Substitute non-protected vocabulary for precise, lower-frequency words a domain expert would use ("yields outcomes" → "produced larger effect sizes").
Cut empty scaffolding: "in order to" → "to"; "It is important to note that" → state the claim; "as can be seen" → drop.
Vary openers across a set — three sentences starting "The/This/It" must become three different structures.
Allow slight awkwardness. Smoothness is the AI tell.

PHRASE BAN — cut every instance (these are the high-yield AI tells)

"stands as a testament" / "plays a crucial/vital/pivotal role" / "in today's [adj] landscape" / "in the realm of" / "marks a pivotal moment".
"serves as" / "stands as" / "boasts" / "features" → "is" / "has".
"It is important/worth noting that" / "It should be noted that" → delete, assert.
Trailing -ing fake-depth clauses: "..., highlighting X." / "..., reflecting Y." / "..., underscoring Z." — cut or fold into the main clause.
High-frequency AI words: delve, foster, leverage, navigate, facilitate, underscore, showcase, harness, unveil, embark, encompass, intricate, multifaceted, robust (non-statistical), comprehensive, holistic, seamless, pivotal, paradigm, synergy, transformative, groundbreaking, vibrant, profound, remarkable, compelling, noteworthy, unprecedented, realm, myriad, plethora, tapestry, testament, interplay.
Stacked transitions: at most ONE of {Moreover/Furthermore/Additionally/ Therefore/Thus/Hence/Consequently} per rewritten set — but do not fear formal connectives themselves; one is fine, a pile is the tell.
"Not only X, but Y" / rhetorical questions to the reader / "the future looks bright".

HARD CONSTRAINTS (non-negotiable)

Every protected term that was in the original sentence appears verbatim in your rewrite. No synonyms, no inflections, no deletion.
Add no claim, statistic, methodology detail, qualifier, or framing not in the source. Lowering the score must never invent content.
Do not switch register to blog/casual ("the takeaway", "Honestly,", "Look,", contractions) — that fails academic register and trades one tell for another.

DO NOT (these were tried and backfired — see principles.md):

Don't paste "human writing samples" as style anchors — the model mimics their surface instead of attacking the signal (cost 23 points in testing).
Don't add a long numbered rulebook — too many rules paralyze the rewrite into near-identical copies. Keep the active instruction set tight.

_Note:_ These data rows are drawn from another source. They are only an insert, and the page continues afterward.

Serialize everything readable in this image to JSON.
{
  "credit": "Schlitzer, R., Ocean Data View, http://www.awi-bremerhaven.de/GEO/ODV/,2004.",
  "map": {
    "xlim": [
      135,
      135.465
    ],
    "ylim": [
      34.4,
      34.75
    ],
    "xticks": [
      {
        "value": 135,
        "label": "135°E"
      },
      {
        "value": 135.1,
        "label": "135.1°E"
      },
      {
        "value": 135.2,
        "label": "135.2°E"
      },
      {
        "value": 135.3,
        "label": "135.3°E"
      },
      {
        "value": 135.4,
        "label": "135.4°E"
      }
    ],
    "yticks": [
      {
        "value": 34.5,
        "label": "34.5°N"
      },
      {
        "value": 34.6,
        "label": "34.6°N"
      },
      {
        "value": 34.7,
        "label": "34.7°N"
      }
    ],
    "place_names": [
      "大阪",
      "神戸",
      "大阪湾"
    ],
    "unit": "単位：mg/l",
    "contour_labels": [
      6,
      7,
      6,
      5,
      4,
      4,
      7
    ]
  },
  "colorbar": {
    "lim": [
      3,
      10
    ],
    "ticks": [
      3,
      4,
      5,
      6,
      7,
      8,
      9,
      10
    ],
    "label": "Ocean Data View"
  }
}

Reading detector reports (PDF)

When the user provides a Turnitin / GPTZero / Originality.ai PDF:

Read it natively. Pull the headline AI % and every highlighted span.
Use the highlighted spans as the attack list in step 3 (they are ground-truth flags, better than ZeroGPT's proxy flags).
After rewriting, you usually cannot re-run Turnitin yourself — report the ZeroGPT before/after as the proxy, and tell the user to re-submit to Turnitin for the real number. Be explicit that ZeroGPT is a proxy, not Turnitin.

Calibration & honesty

ZeroGPT is a free proxy. Turnitin is the ground truth. Never promise a Turnitin number from a ZeroGPT number.
Real human academic prose scores 0–50%, not 0 (a confirmed-human 2018 BERT abstract scored 50% on ZeroGPT). The honest target is "indistinguishable from the human distribution," not zero. Don't burn rounds chasing 0.
Best-of-N beats one shot. Score variance is dominated by sampling, not by the text — the same input can swing 0–52% across attempts. When a sentence is stuck, generating 2–3 independent rewrites and keeping the lowest-scoring one is the single most reliable lever.

Known limits (state these plainly; don't pretend)

Detector-saturated topics — clinical SSRI/CBT, monetary policy/QE, common legal/historical essays — lock at 50–100% AI even for genuinely human prose, because those prompts flood the detector's training set. If a topic won't drop below ~50 after 3 rounds, say so and recommend manual editing rather than promising < 20.
ZeroGPT truncates beyond ~14k chars; detect.mjs auto-chunks longer docs but the aggregate score is approximate.
A free proxy can disagree with Turnitin by 20+ points in either direction.